Amens echoed around the table from Jake, Anna, Nathan, April, and my other two brothers, Daniel and Abel. We didn’t always eat together like the Waltons. We were scattered across four farms, several hundred acres and three generations. Since Mama passed though, Anna made it a point to have the single men over for dinner several times a week.

I had wanted to talk with Nathan before I told Daddy about Rachael. But if he found out I knew and broke bread with him and didn’t tell him, he’d be angry. Very angry. And Daddy angry was enough to make even Anna scurry out of his way. He wasn’t violent or mean at all, just silent.

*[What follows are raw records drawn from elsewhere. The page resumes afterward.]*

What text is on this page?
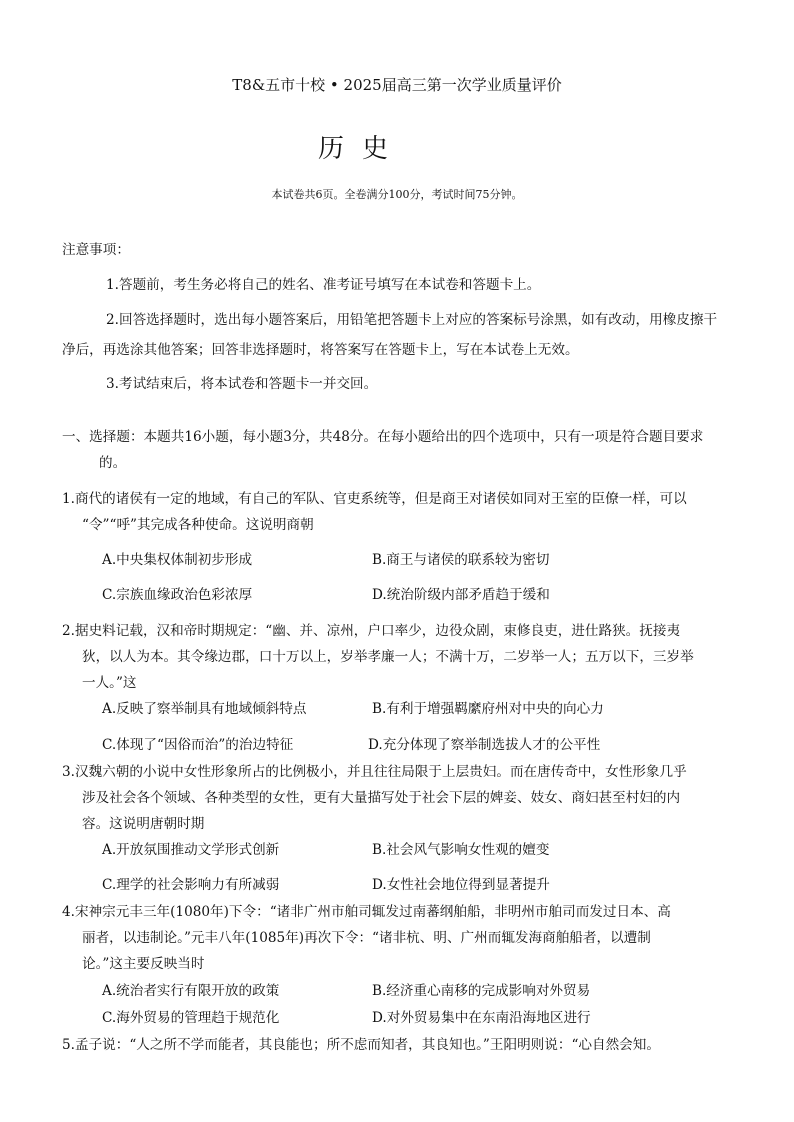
T8&五市十校 • 2025届高三第一次学业质量评价
历史
本试卷共6页。全卷满分100分，考试时间75分钟。
注意事项：
1.答题前，考生务必将自己的姓名、准考证号填写在本试卷和答题卡上。
2.回答选择题时，选出每小题答案后，用铅笔把答题卡上对应的答案标号涂黑，如有改动，用橡皮擦干净后，再选涂其他答案；回答非选择题时，将答案写在答题卡上，写在本试卷上无效。
3.考试结束后，将本试卷和答题卡一并交回。
一、选择题：本题共16小题，每小题3分，共48分。在每小题给出的四个选项中，只有一项是符合题目要求
的。
1.商代的诸侯有一定的地域，有自己的军队、官吏系统等，但是商王对诸侯如同对王室的臣僚一样，可以
“令”“呼”其完成各种使命。这说明商朝
A.中央集权体制初步形成	B.商王与诸侯的联系较为密切
C.宗族血缘政治色彩浓厚	D.统治阶级内部矛盾趋于缓和
2.据史料记载，汉和帝时期规定：“幽、并、凉州，户口率少，边役众剧，束修良吏，进仕路狭。抚接夷
狄，以人为本。其令缘边郡，口十万以上，岁举孝廉一人；不满十万，二岁举一人；五万以下，三岁举
一人。”这
A.反映了察举制具有地域倾斜特点	B.有利于增强羁縻府州对中央的向心力
C.体现了“因俗而治”的治边特征	D.充分体现了察举制选拔人才的公平性
3.汉魏六朝的小说中女性形象所占的比例极小，并且往往局限于上层贵妇。而在唐传奇中，女性形象几乎
涉及社会各个领域、各种类型的女性，更有大量描写处于社会下层的婢妾、妓女、商妇甚至村妇的内
容。这说明唐朝时期
A.开放氛围推动文学形式创新	B.社会风气影响女性观的嬗变
C.理学的社会影响力有所减弱	D.女性社会地位得到显著提升
4.宋神宗元丰三年(1080年)下令：“诸非广州市舶司辄发过南蕃纲舶船，非明州市舶司而发过日本、高
丽者，以违制论。”元丰八年(1085年)再次下令：“诸非杭、明、广州而辄发海商舶船者，以遭制
论。”这主要反映当时
A.统治者实行有限开放的政策	B.经济重心南移的完成影响对外贸易
C.海外贸易的管理趋于规范化	D.对外贸易集中在东南沿海地区进行
5.孟子说：“人之所不学而能者，其良能也；所不虑而知者，其良知也。”王阳明则说：“心自然会知。
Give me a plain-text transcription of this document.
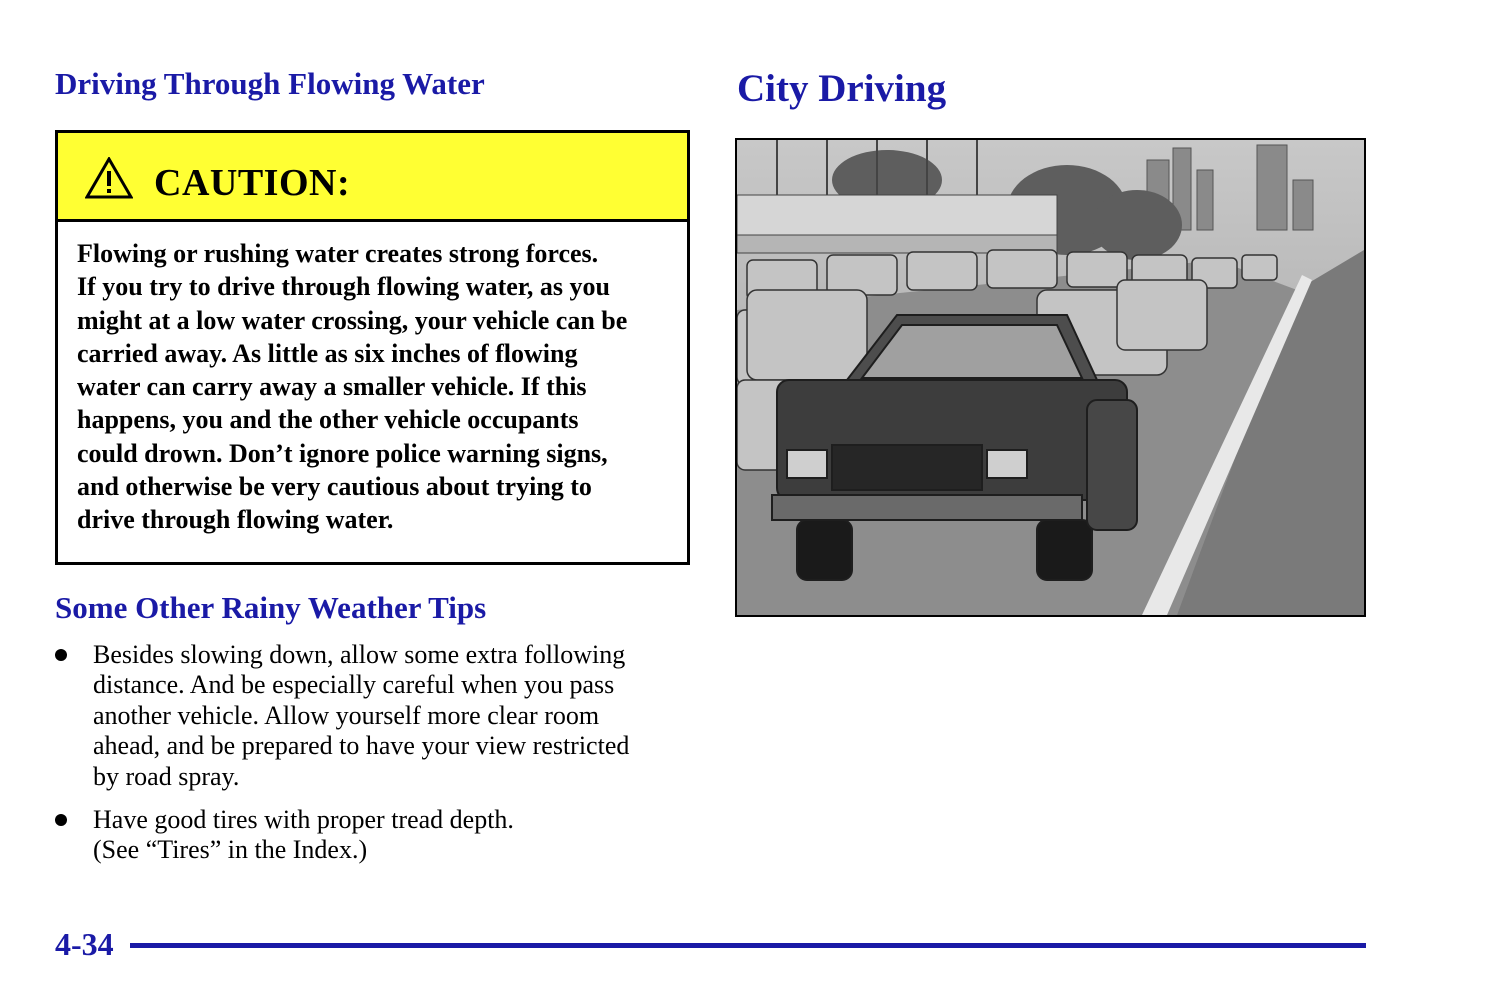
Driving Through Flowing Water
CAUTION:

Flowing or rushing water creates strong forces.
If you try to drive through flowing water, as you
might at a low water crossing, your vehicle can be
carried away. As little as six inches of flowing
water can carry away a smaller vehicle. If this
happens, you and the other vehicle occupants
could drown. Don’t ignore police warning signs,
and otherwise be very cautious about trying to
drive through flowing water.

Some Other Rainy Weather Tips
Besides slowing down, allow some extra following
distance. And be especially careful when you pass
another vehicle. Allow yourself more clear room
ahead, and be prepared to have your view restricted
by road spray.
Have good tires with proper tread depth.
(See “Tires” in the Index.)
City Driving
4-34
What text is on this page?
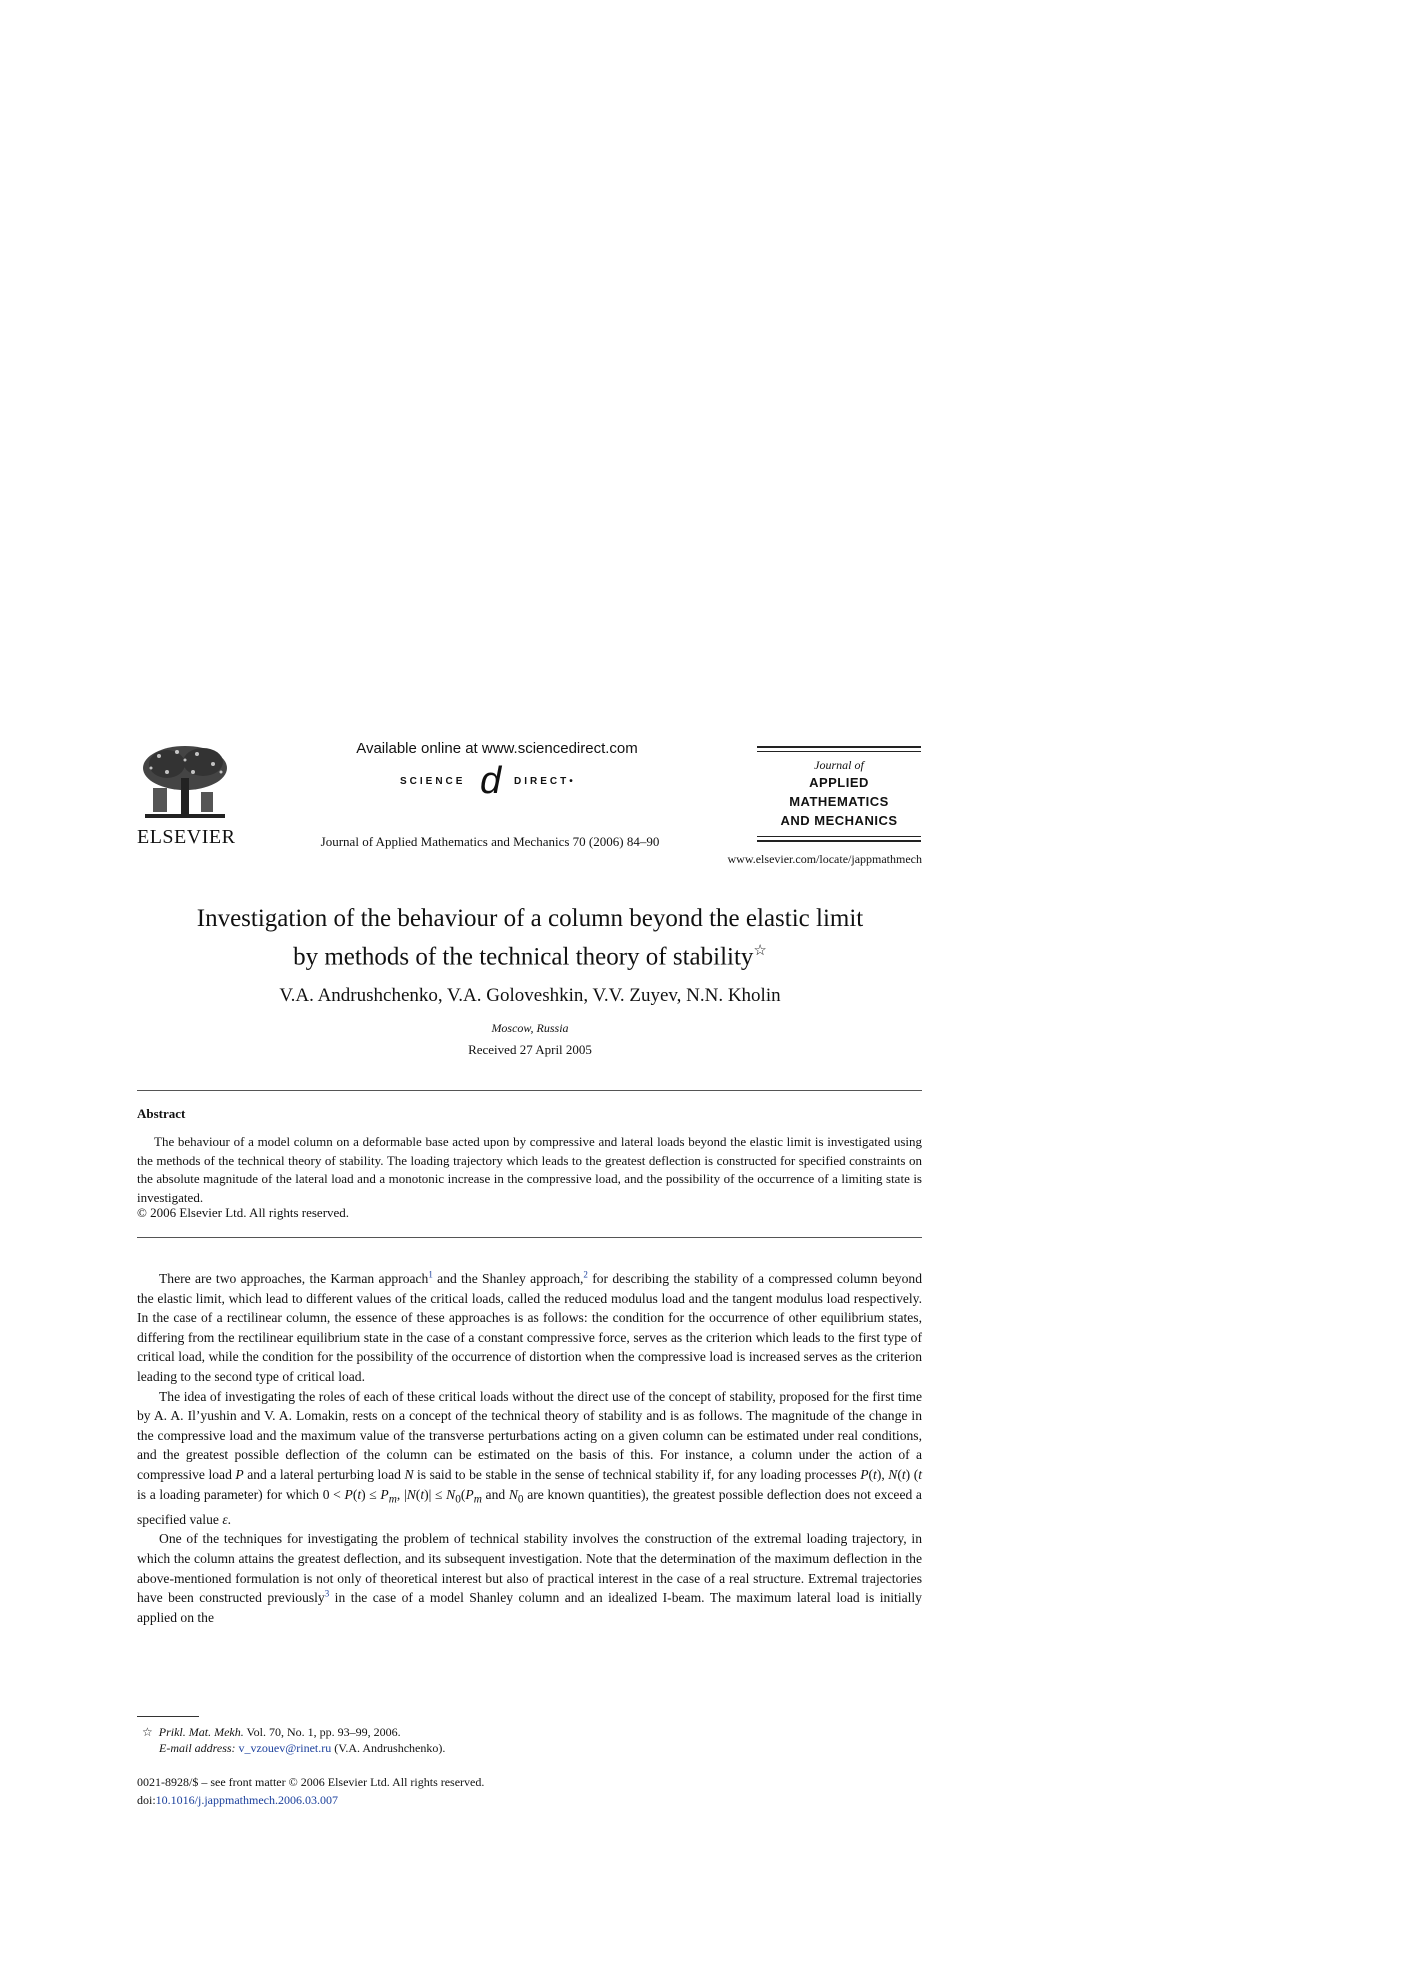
ELSEVIER
Available online at www.sciencedirect.com
SCIENCE d DIRECT•
Journal of Applied Mathematics and Mechanics 70 (2006) 84–90
Journal of
APPLIED
MATHEMATICS
AND MECHANICS
www.elsevier.com/locate/jappmathmech
Investigation of the behaviour of a column beyond the elastic limit
by methods of the technical theory of stability☆
V.A. Andrushchenko, V.A. Goloveshkin, V.V. Zuyev, N.N. Kholin
Moscow, Russia
Received 27 April 2005
Abstract
The behaviour of a model column on a deformable base acted upon by compressive and lateral loads beyond the elastic limit is investigated using the methods of the technical theory of stability. The loading trajectory which leads to the greatest deflection is constructed for specified constraints on the absolute magnitude of the lateral load and a monotonic increase in the compressive load, and the possibility of the occurrence of a limiting state is investigated.
© 2006 Elsevier Ltd. All rights reserved.

There are two approaches, the Karman approach$^1$ and the Shanley approach,$^2$ for describing the stability of a compressed column beyond the elastic limit, which lead to different values of the critical loads, called the reduced modulus load and the tangent modulus load respectively. In the case of a rectilinear column, the essence of these approaches is as follows: the condition for the occurrence of other equilibrium states, differing from the rectilinear equilibrium state in the case of a constant compressive force, serves as the criterion which leads to the first type of critical load, while the condition for the possibility of the occurrence of distortion when the compressive load is increased serves as the criterion leading to the second type of critical load.

The idea of investigating the roles of each of these critical loads without the direct use of the concept of stability, proposed for the first time by A. A. Il’yushin and V. A. Lomakin, rests on a concept of the technical theory of stability and is as follows. The magnitude of the change in the compressive load and the maximum value of the transverse perturbations acting on a given column can be estimated under real conditions, and the greatest possible deflection of the column can be estimated on the basis of this. For instance, a column under the action of a compressive load P and a lateral perturbing load N is said to be stable in the sense of technical stability if, for any loading processes P(t), N(t) (t is a loading parameter) for which $0 < P(t) \le P_m$, $|N(t)| \le N_0(P_m$ and $N_0$ are known quantities), the greatest possible deflection does not exceed a specified value ε.

One of the techniques for investigating the problem of technical stability involves the construction of the extremal loading trajectory, in which the column attains the greatest deflection, and its subsequent investigation. Note that the determination of the maximum deflection in the above-mentioned formulation is not only of theoretical interest but also of practical interest in the case of a real structure. Extremal trajectories have been constructed previously$^3$ in the case of a model Shanley column and an idealized I-beam. The maximum lateral load is initially applied on the

☆ Prikl. Mat. Mekh. Vol. 70, No. 1, pp. 93–99, 2006.
E-mail address: v_vzouev@rinet.ru (V.A. Andrushchenko).
0021-8928/$ – see front matter © 2006 Elsevier Ltd. All rights reserved.
doi:10.1016/j.jappmathmech.2006.03.007
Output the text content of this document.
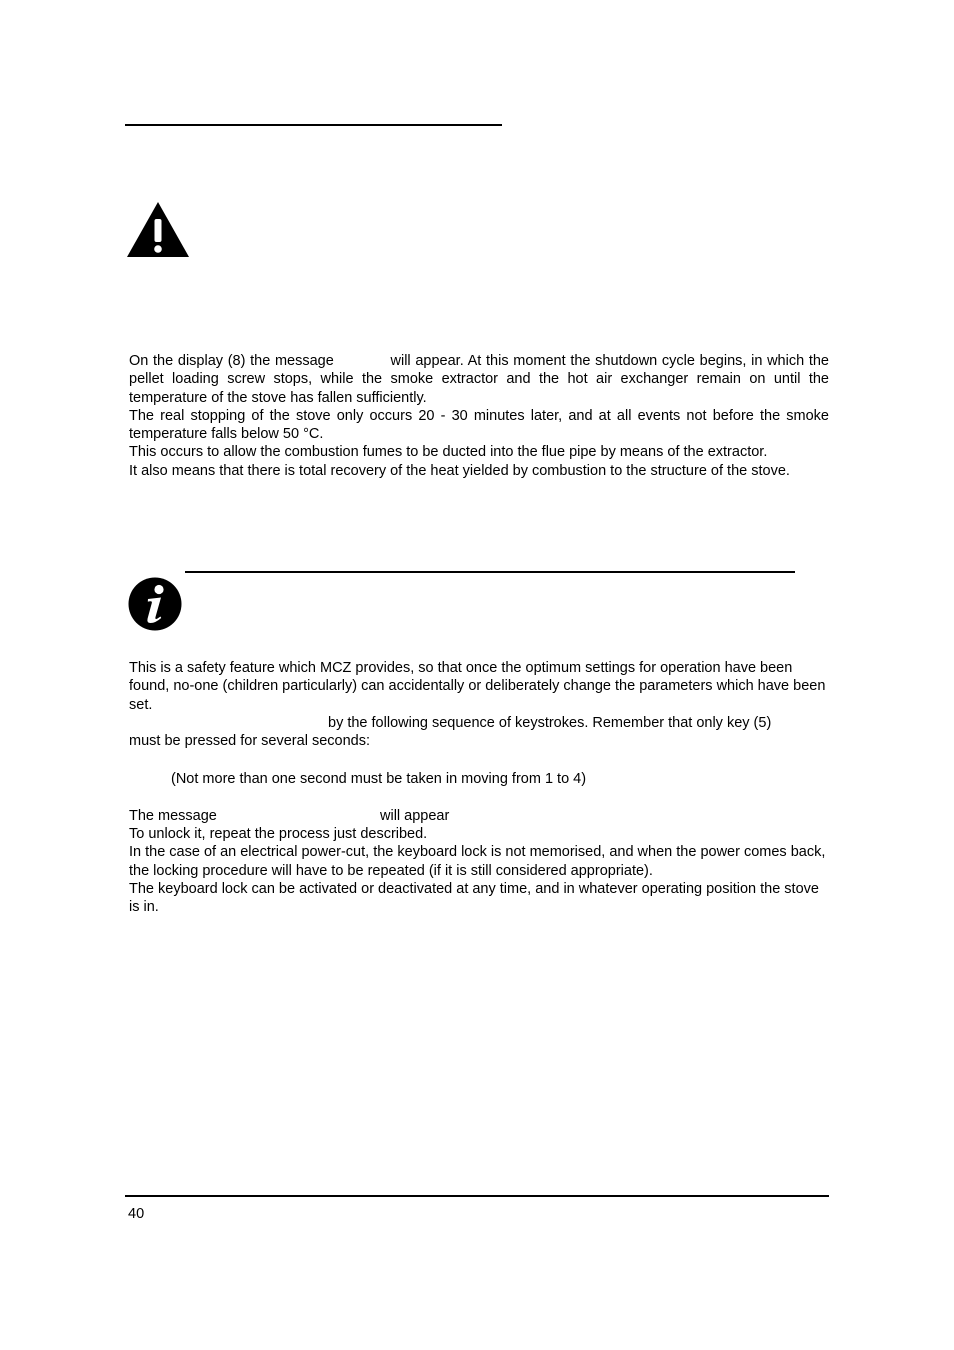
On the display (8) the message	will appear. At this moment the shutdown cycle begins, in which the pellet loading screw stops, while the smoke extractor and the hot air exchanger remain on until the temperature of the stove has fallen sufficiently.

The real stopping of the stove only occurs 20 - 30 minutes later, and at all events not before the smoke temperature falls below 50 °C.

This occurs to allow the combustion fumes to be ducted into the flue pipe by means of the extractor.

It also means that there is total recovery of the heat yielded by combustion to the structure of the stove.

This is a safety feature which MCZ provides, so that once the optimum settings for operation have been found, no-one (children particularly) can accidentally or deliberately change the parameters which have been set.

by the following sequence of keystrokes. Remember that only key (5)
must be pressed for several seconds:
(Not more than one second must be taken in moving from 1 to 4)
The message	will appear

To unlock it, repeat the process just described.

In the case of an electrical power-cut, the keyboard lock is not memorised, and when the power comes back, the locking procedure will have to be repeated (if it is still considered appropriate).

The keyboard lock can be activated or deactivated at any time, and in whatever operating position the stove is in.

40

And the angrier he was, the more comatose he became.

“I hear Jesse Hofer is back in town.” Trust Anna to bring up the subject.

Now I had no choice except to blurt it all out. “That’s why I was late. He asked me to coffee after school—I mean—” That made it sound like I was off having fun with Jesse.

“Oh, you should have said so,” Anna said. “I didn’t know you’d already called him.”

“I didn’t.” How did Anna manage to twist everything that came out of my mouth. “He invited me. He had news. About Rachael.”

Anna’s mouth froze in a round O.

Daddy stopped chewing and set down his fork.